Figure 2 shows the cell type annotation results for the compared methods using four measures. ACAM performed stably in all datasets. Most scores of ACAM were ranked first and second. CellAssign did not perform as good as the other methods in our comparison. It failed to find more than 10 true labels in dataset Chen, Xin, Gierahn, and PBMC. Garnett had good performance only in the dataset PBMC and Gierahn, both of which are datasets of human peripheral blood. deCS and SCSA did not have stable annotation scores. deCS reached the best and second best scores in dataset Kidney and Wu, and two SCSA methods reached the best accuracy in dataset Chen. However, deCS obtained the top three worst performance in dataset Chen, Gierahn, and Mammary, which shows the instability of deCS. SingleR also reached high accuracy in all datasets.
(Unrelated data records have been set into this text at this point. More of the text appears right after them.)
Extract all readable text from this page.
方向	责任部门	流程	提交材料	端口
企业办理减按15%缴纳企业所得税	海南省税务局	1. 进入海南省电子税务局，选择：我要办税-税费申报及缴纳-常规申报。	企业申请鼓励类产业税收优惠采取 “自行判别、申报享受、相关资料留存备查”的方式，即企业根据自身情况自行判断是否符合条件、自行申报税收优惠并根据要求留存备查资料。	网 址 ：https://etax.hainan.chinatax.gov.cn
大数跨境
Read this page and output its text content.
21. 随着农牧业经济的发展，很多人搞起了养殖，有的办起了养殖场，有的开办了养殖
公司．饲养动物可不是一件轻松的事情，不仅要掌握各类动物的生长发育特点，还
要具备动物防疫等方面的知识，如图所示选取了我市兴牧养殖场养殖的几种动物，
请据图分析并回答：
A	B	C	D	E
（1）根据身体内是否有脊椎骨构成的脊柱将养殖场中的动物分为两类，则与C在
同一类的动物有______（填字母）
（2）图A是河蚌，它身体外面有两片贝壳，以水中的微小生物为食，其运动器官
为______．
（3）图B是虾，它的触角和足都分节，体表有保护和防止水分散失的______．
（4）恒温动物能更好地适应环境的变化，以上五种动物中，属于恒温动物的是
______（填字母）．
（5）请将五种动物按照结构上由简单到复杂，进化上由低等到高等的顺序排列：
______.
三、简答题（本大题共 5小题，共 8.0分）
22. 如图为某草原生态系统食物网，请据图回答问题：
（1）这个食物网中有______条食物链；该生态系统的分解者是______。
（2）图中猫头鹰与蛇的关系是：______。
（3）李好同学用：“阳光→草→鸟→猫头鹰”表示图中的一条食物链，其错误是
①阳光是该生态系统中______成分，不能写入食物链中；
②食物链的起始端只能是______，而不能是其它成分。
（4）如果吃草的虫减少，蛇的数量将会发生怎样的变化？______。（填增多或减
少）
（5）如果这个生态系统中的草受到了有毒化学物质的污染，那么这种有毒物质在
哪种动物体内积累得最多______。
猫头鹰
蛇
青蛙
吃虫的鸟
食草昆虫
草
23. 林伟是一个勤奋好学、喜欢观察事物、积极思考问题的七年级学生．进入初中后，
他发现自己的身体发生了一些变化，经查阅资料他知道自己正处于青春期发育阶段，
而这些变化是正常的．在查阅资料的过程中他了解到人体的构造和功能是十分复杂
Though not as good as ACAM, two annotated reference-data-based methods, SeuratTransfer and SingleR reached a stable accuracy in all datasets.

To give an overall evaluation of all the seven methods, we ranked the methods according to the four metrics in each dataset ranging from one to eight. There are a total of 28 ranks for each method. Lower rank represents better performance (one is the best and eight is the worst). Figure 3 shows the boxplot of all methods. The overall ranks of ACAM are much lower than the other methods, especially the marker-gene-based methods.

To take a deeper look into the performance of all the compared methods, visualization of three datasets: Kidney, Mammary, and Wu is shown in Figure 4, Figure 5 and Figure 6. ACAM managed to annotate the main clusters stably and correctly, while other marker-gene-based methods did not. CellAssign, which involves a more complicated model and uses iteration technique, failed to tell difference across some cell types of large size. It wrongly annotated most cells into the cell type ‘thick ascending limb of the loop of Henles’ in dataset Kidney (Figure 4) and ‘Martinotti cells’ and ‘neurons’ in dataset Wu (Figure 6). Garnett was able to annotate only a small part of cell types correctly. Most cells were left unassigned in all three datasets (Figure 4, Figure 5 and Figure 6). This should be due to the TD-IDF scoring system used for constructing the training set for the following supervised learning. It may not work well for datasets from various platforms and tissues. deCS and SCSA annotated cells based on the clustering results. deCS wrongly annotated part basel cells of the dataset Mammary (Figure 5). Two SCSA methods failed to correctly annotate lots of cells in dataset Mammary and Wu (Figure 5 and Figure 6). This should be due to the clustering results, which will strongly affect the accuracy of annotations. SeuratTransfer did not perform as stable as SingleR and ACAM. It performed well in dataset Kidney and Mammary, but for dataset Wu, it failed to discriminate the combination of subgroups, and hardly annotated cells in the bottom right corner in Figure 6. In addition, some of the microglial cells was wrongly annotated as monocytes. Though SingleR reached high accuracy in most datasets, it did not perform as well as ACAM. As shown in Figure 4, ACAM correctly labeled ‘thick ascending limb of the loop of Henles’ in dataset Kidney, SingleR, however, failed to annotated them correctly. The same happened for ‘basel cells’ in dataset Mammary and ‘neurons’ in dataset Wu, as shown in Figure 5 and Figure 6, respectively.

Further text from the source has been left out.